BBBSL is always looking for ways of helping the unmatched ‘Littles’ in other ways while they’re waiting.
“But they want that mentor; they want that one-to-one match, and if we can’t provide that, it’s hard to say that we are achieving what we want to be achieving,” Henderson said.
So what’s the payoff of being a ‘Big’?
“It’s an amazing, fun time,” Henderson said. “We know so many volunteers who say they weren’t prepared for how much they got out of it. Not only is it fulfilling to know you are give back and helping someone else, but it also gives a chance for mentors to understand more about themselves and their own abilities and their compassion.”
In a nutshell, it’s a fun experience for both sides, Henderson said. “It’s really the same as going out with your friends and giving a chance to do so many of the activities that you might never have a chance to do.”
BBBSL also has about 14 girls on its wait list.
“We always receive more Big Sisters who come in, so we don’t anticipate as long of a wait list,” Henderson said.
Ideally, Henderson said, there would be no wait list or wait times for matches.
“We’d love to be one of those agencies that can meet a need right away or as quickly as possible,” Henderson said.
‘It’s so rewarding’
Matt van den Boogaard said being a Big Brother has been an incredibly rewarding experience.
When he signed up to become a ‘Big,’ the 23-year-old realtor was studying business in university full time, but was happy to sacrifice a few hours a week to give back to the community.
“I was looking at all the different options that I could have chosen and I just wanted something that was going to be long-term,” van den Boogaard said.
Being a ‘Big’ provided him with the opportunity to escape the grind of studying and to become a kid again.
He continues to mentor the same ‘Little’ who is now 11 years old.
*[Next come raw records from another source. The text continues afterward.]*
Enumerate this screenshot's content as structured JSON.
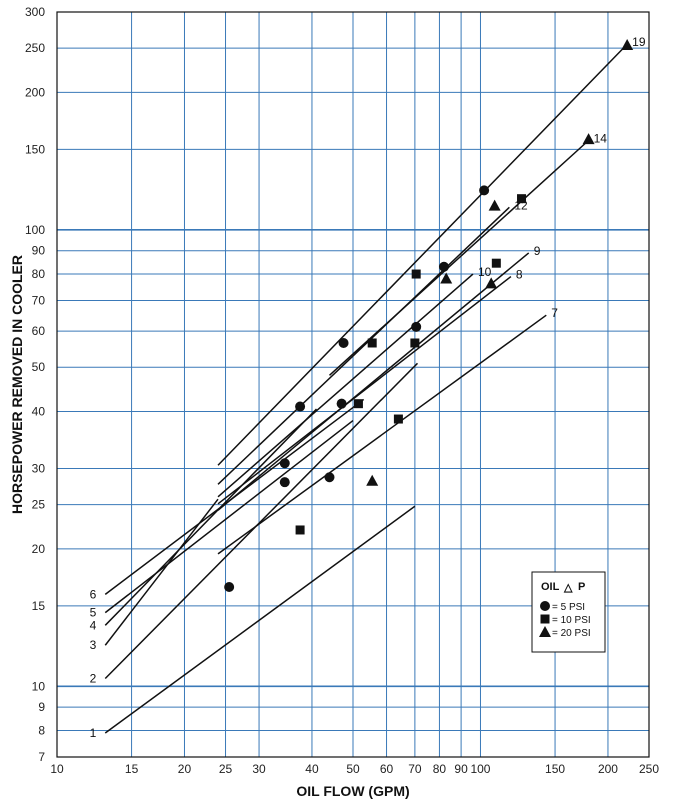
{
  "chart_data": {
    "type": "line",
    "title": "",
    "xlabel": "OIL FLOW (GPM)",
    "ylabel": "HORSEPOWER REMOVED IN COOLER",
    "x_scale": "log",
    "y_scale": "log",
    "xlim": [
      10,
      250
    ],
    "ylim": [
      7,
      300
    ],
    "grid": true,
    "x_tick_labels": [
      "10",
      "15",
      "20",
      "25",
      "30",
      "40",
      "50",
      "60",
      "70",
      "80",
      "90",
      "100",
      "150",
      "200",
      "250"
    ],
    "x_tick_values": [
      10,
      15,
      20,
      25,
      30,
      40,
      50,
      60,
      70,
      80,
      90,
      100,
      150,
      200,
      250
    ],
    "x_grid": [
      10,
      15,
      20,
      25,
      30,
      40,
      50,
      60,
      70,
      80,
      90,
      100,
      150,
      200,
      250
    ],
    "y_tick_labels": [
      "7",
      "8",
      "9",
      "10",
      "15",
      "20",
      "25",
      "30",
      "40",
      "50",
      "60",
      "70",
      "80",
      "90",
      "100",
      "150",
      "200",
      "250",
      "300"
    ],
    "y_tick_values": [
      7,
      8,
      9,
      10,
      15,
      20,
      25,
      30,
      40,
      50,
      60,
      70,
      80,
      90,
      100,
      150,
      200,
      250,
      300
    ],
    "y_grid": [
      7,
      8,
      9,
      10,
      15,
      20,
      25,
      30,
      40,
      50,
      60,
      70,
      80,
      90,
      100,
      150,
      200,
      250,
      300
    ],
    "lines": [
      {
        "label": "1",
        "x": [
          13,
          70
        ],
        "y": [
          7.9,
          24.8
        ],
        "label_at": "start"
      },
      {
        "label": "2",
        "x": [
          13,
          71
        ],
        "y": [
          10.4,
          51
        ],
        "label_at": "start"
      },
      {
        "label": "3",
        "x": [
          13,
          24
        ],
        "y": [
          12.3,
          25.7
        ],
        "label_at": "start"
      },
      {
        "label": "4",
        "x": [
          13,
          41
        ],
        "y": [
          13.6,
          40.5
        ],
        "label_at": "start"
      },
      {
        "label": "5",
        "x": [
          13,
          50
        ],
        "y": [
          14.5,
          38.2
        ],
        "label_at": "start"
      },
      {
        "label": "6",
        "x": [
          13,
          53
        ],
        "y": [
          15.9,
          42.5
        ],
        "label_at": "start"
      },
      {
        "label": "7",
        "x": [
          24,
          143
        ],
        "y": [
          19.5,
          65
        ],
        "label_at": "end"
      },
      {
        "label": "8",
        "x": [
          24,
          118
        ],
        "y": [
          25.1,
          79
        ],
        "label_at": "end"
      },
      {
        "label": "9",
        "x": [
          24,
          130
        ],
        "y": [
          24.3,
          89
        ],
        "label_at": "end"
      },
      {
        "label": "10",
        "x": [
          24,
          96
        ],
        "y": [
          26,
          80
        ],
        "label_at": "end"
      },
      {
        "label": "12",
        "x": [
          24,
          117
        ],
        "y": [
          27.7,
          112
        ],
        "label_at": "end"
      },
      {
        "label": "14",
        "x": [
          44,
          180
        ],
        "y": [
          48,
          157
        ],
        "label_at": "end"
      },
      {
        "label": "19",
        "x": [
          24,
          222
        ],
        "y": [
          30.5,
          255
        ],
        "label_at": "end"
      }
    ],
    "series": [
      {
        "name": "= 5 PSI",
        "marker": "circle",
        "x": [
          25.5,
          34.5,
          34.5,
          37.5,
          44,
          47,
          47.5,
          70.5,
          82,
          102
        ],
        "y": [
          16.5,
          28,
          30.8,
          41,
          28.7,
          41.6,
          56.5,
          61.3,
          83,
          122
        ]
      },
      {
        "name": "= 10 PSI",
        "marker": "square",
        "x": [
          37.5,
          51.5,
          55.5,
          64,
          70,
          70.5,
          109,
          125
        ],
        "y": [
          22,
          41.6,
          56.5,
          38.5,
          56.5,
          80,
          84.5,
          117
        ]
      },
      {
        "name": "= 20 PSI",
        "marker": "triangle",
        "x": [
          55.5,
          83,
          106,
          108,
          180,
          222
        ],
        "y": [
          28.2,
          78.2,
          76.3,
          113,
          158,
          254
        ]
      }
    ],
    "legend": {
      "title": "OIL",
      "title_symbol": "△",
      "title_suffix": "P",
      "placement": "lower-right"
    }
  }
}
“At the time when we first met he was the only male in his family so I came in as a male role model,” van den Boogaard said.
The two continue to meet once a week and their friendship has strengthened.
“I have the same bond with him as I do with my other (biological) little brother,” van den Boogaard said. “It’s really neat how over the years he has become my little brother.”
Van den Boogaard is there to answer any questions from his ‘Little’ because he has been through many of the same situations himself, growing up.
To other potential ‘Bigs’ van den Boogaard says it’s more than worth the sacrifice.
“It’s so rewarding,” he said. “I feel happier when I finish hanging out with him. At first it sounds like a lot – two-to-four hours a week but if you just schedule it within your calendar it’s really not a lot of time. When you think about it, a lot of people watch TV for longer than that each night, or do other things that aren’t as rewarding.”
Van den Boogaard hopes to continue to serve as the boy’s mentor until his ‘Little’ reaches 18 (the maximum age for the program). After that, he hopes to continue their friendship outside the program.